# Language Model-Based Determinantal Point Process (LM-DPP)

## Requirements
```bash
conda create -n lm-dpp python=3.7
conda activate lm-dpp
```
First install the package:
```bash
pip install -r requirements.txt
```
**Data**

The datasets used can be downloaded from the Internet.
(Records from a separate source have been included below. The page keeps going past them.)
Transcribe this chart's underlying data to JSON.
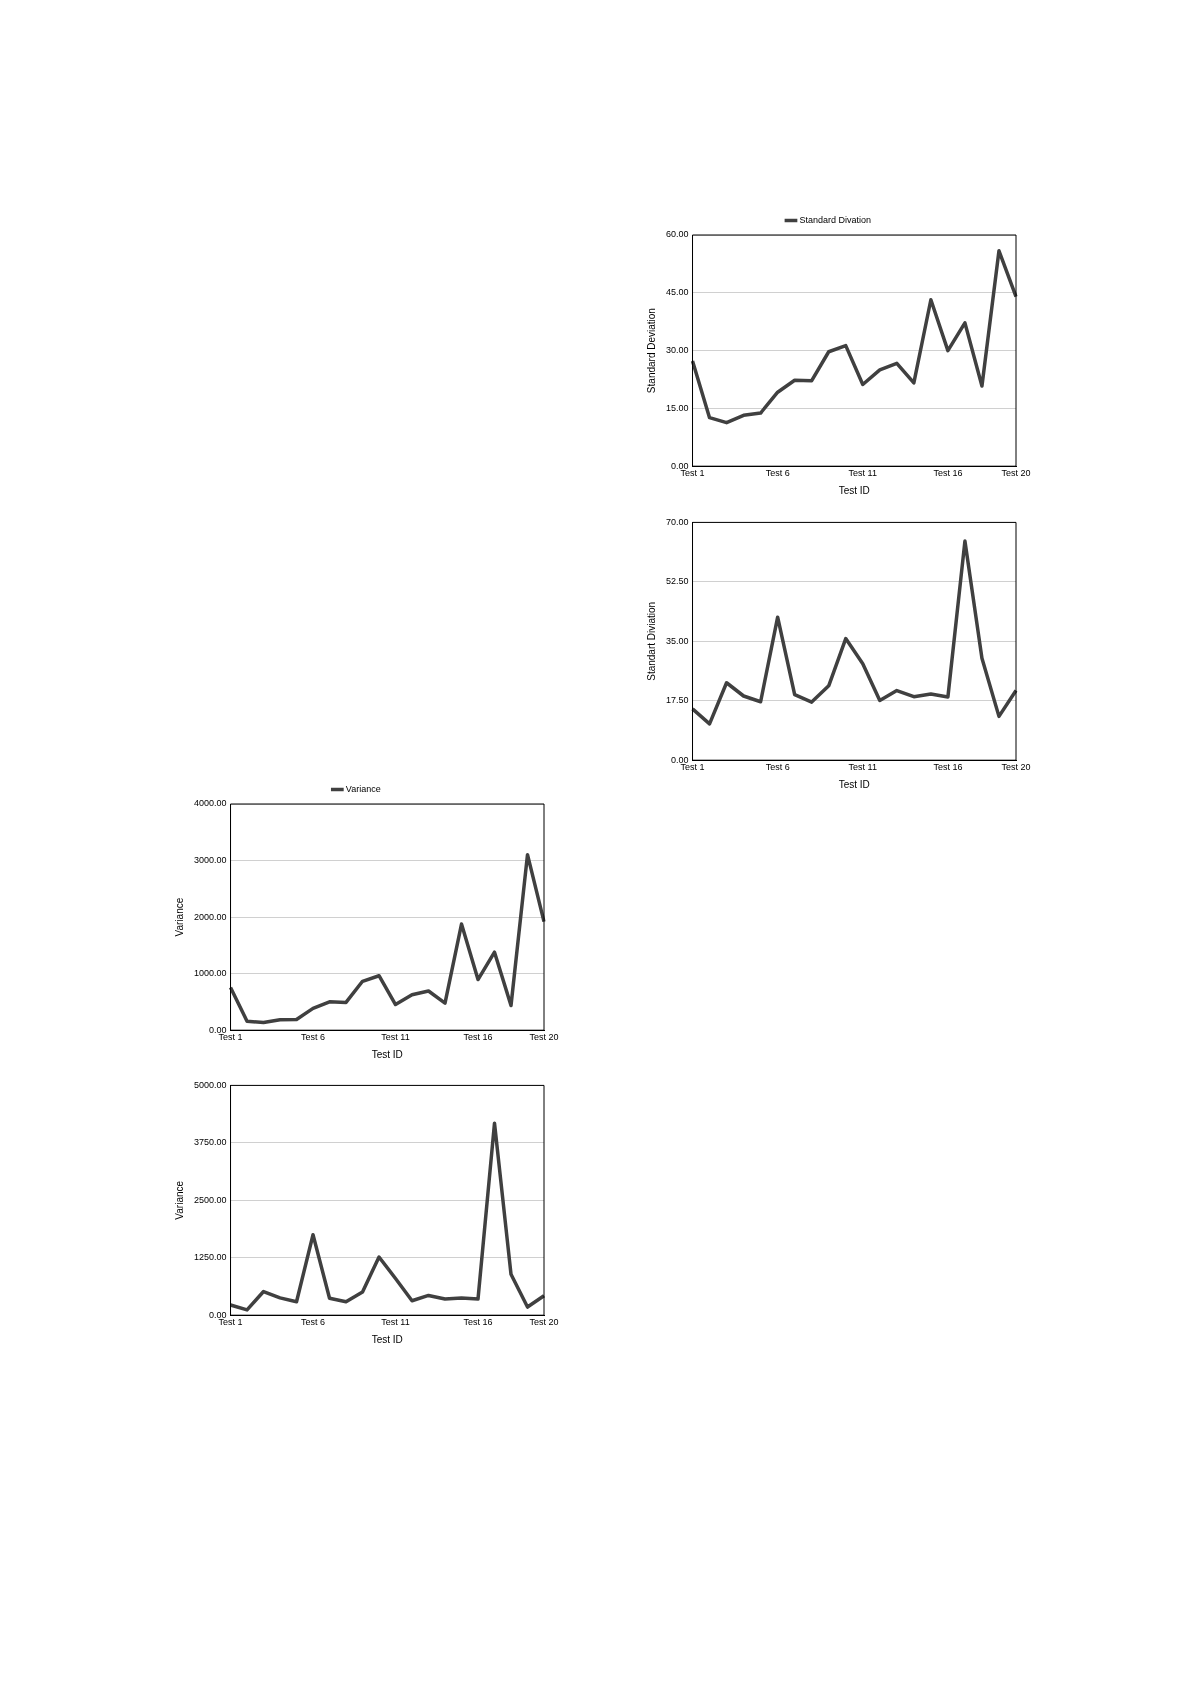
{
  "chart_data": [
    {
      "type": "line",
      "xlabel": "Test ID",
      "ylabel": "Standard Deviation",
      "categories": [
        "Test 1",
        null,
        null,
        null,
        null,
        "Test 6",
        null,
        null,
        null,
        null,
        "Test 11",
        null,
        null,
        null,
        null,
        "Test 16",
        null,
        null,
        null,
        "Test 20"
      ],
      "series": [
        {
          "name": "Standard Divation",
          "color": "#404040",
          "values": [
            27.3,
            12.6,
            11.3,
            13.2,
            13.8,
            19.2,
            22.3,
            22.2,
            29.7,
            31.3,
            21.2,
            25.0,
            26.7,
            21.6,
            43.2,
            30.0,
            37.2,
            20.8,
            55.9,
            44.0
          ]
        }
      ],
      "ylim": [
        0,
        60
      ],
      "yticks": [
        {
          "value": 0,
          "label": "0.00"
        },
        {
          "value": 15,
          "label": "15.00"
        },
        {
          "value": 30,
          "label": "30.00"
        },
        {
          "value": 45,
          "label": "45.00"
        },
        {
          "value": 60,
          "label": "60.00"
        }
      ],
      "grid": "y",
      "legend": "top",
      "marker": "none",
      "line_style": "solid"
    },
    {
      "type": "line",
      "xlabel": "Test ID",
      "ylabel": "Standart Diviation",
      "categories": [
        "Test 1",
        null,
        null,
        null,
        null,
        "Test 6",
        null,
        null,
        null,
        null,
        "Test 11",
        null,
        null,
        null,
        null,
        "Test 16",
        null,
        null,
        null,
        "Test 20"
      ],
      "series": [
        {
          "color": "#404040",
          "values": [
            15.1,
            10.7,
            22.8,
            18.9,
            17.2,
            42.1,
            19.3,
            17.1,
            21.9,
            35.8,
            28.4,
            17.6,
            20.5,
            18.7,
            19.5,
            18.6,
            64.5,
            30.0,
            12.9,
            20.5
          ]
        }
      ],
      "ylim": [
        0,
        70
      ],
      "yticks": [
        {
          "value": 0,
          "label": "0.00"
        },
        {
          "value": 17.5,
          "label": "17.50"
        },
        {
          "value": 35,
          "label": "35.00"
        },
        {
          "value": 52.5,
          "label": "52.50"
        },
        {
          "value": 70,
          "label": "70.00"
        }
      ],
      "grid": "y",
      "legend": false,
      "marker": "none",
      "line_style": "solid"
    },
    {
      "type": "line",
      "xlabel": "Test ID",
      "ylabel": "Variance",
      "categories": [
        "Test 1",
        null,
        null,
        null,
        null,
        "Test 6",
        null,
        null,
        null,
        null,
        "Test 11",
        null,
        null,
        null,
        null,
        "Test 16",
        null,
        null,
        null,
        "Test 20"
      ],
      "series": [
        {
          "name": "Variance",
          "color": "#404040",
          "values": [
            755,
            160,
            135,
            184,
            190,
            386,
            503,
            491,
            865,
            963,
            454,
            626,
            693,
            478,
            1877,
            896,
            1380,
            436,
            3104,
            1920
          ]
        }
      ],
      "ylim": [
        0,
        4000
      ],
      "yticks": [
        {
          "value": 0,
          "label": "0.00"
        },
        {
          "value": 1000,
          "label": "1000.00"
        },
        {
          "value": 2000,
          "label": "2000.00"
        },
        {
          "value": 3000,
          "label": "3000.00"
        },
        {
          "value": 4000,
          "label": "4000.00"
        }
      ],
      "grid": "y",
      "legend": "top",
      "marker": "none",
      "line_style": "solid"
    },
    {
      "type": "line",
      "xlabel": "Test ID",
      "ylabel": "Variance",
      "categories": [
        "Test 1",
        null,
        null,
        null,
        null,
        "Test 6",
        null,
        null,
        null,
        null,
        "Test 11",
        null,
        null,
        null,
        null,
        "Test 16",
        null,
        null,
        null,
        "Test 20"
      ],
      "series": [
        {
          "color": "#404040",
          "values": [
            223,
            115,
            515,
            376,
            292,
            1751,
            369,
            292,
            507,
            1267,
            799,
            315,
            430,
            353,
            376,
            353,
            4178,
            891,
            177,
            422
          ]
        }
      ],
      "ylim": [
        0,
        5000
      ],
      "yticks": [
        {
          "value": 0,
          "label": "0.00"
        },
        {
          "value": 1250,
          "label": "1250.00"
        },
        {
          "value": 2500,
          "label": "2500.00"
        },
        {
          "value": 3750,
          "label": "3750.00"
        },
        {
          "value": 5000,
          "label": "5000.00"
        }
      ],
      "grid": "y",
      "legend": false,
      "marker": "none",
      "line_style": "solid"
    }
  ]
}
## Selection and Inference pipeline
```bash
sentence_transformer_model=paraphrase-mpnet-base-v2
task_name=copa
selective_annotation_method=lm-dpp
model_cache_dir=./models/gpt-j-6B
data_cache_dir=./datasets
embedding_model=./models/$sentence_transformer_model
annotation_size=100
output_dir=./outputs/$sentence_transformer_model/$task_name/$selective_annotation_method-annotation_size_$annotation_size

python main.py \
--task_name $task_name \
--selective_annotation_method $selective_annotation_method \
--model_cache_dir $model_cache_dir \
--data_cache_dir $data_cache_dir \
--embedding_model $embedding_model \
--annotation_size $annotation_size \
--output_dir $output_dir

```

- **selective_annotation_method**: selection method: you can choose `random`, `mfl`, `fast_votek`, `lm-dpp` and so on.
- **embedding_model**: sentence bert model
- **annotation_size**: annotation budget (you can set to {16,100})

## Run GPT-3 Results
Enter the LLMs folder and execute the corresponding `ipynb` file. Note: Modify the corresponding task and selection method.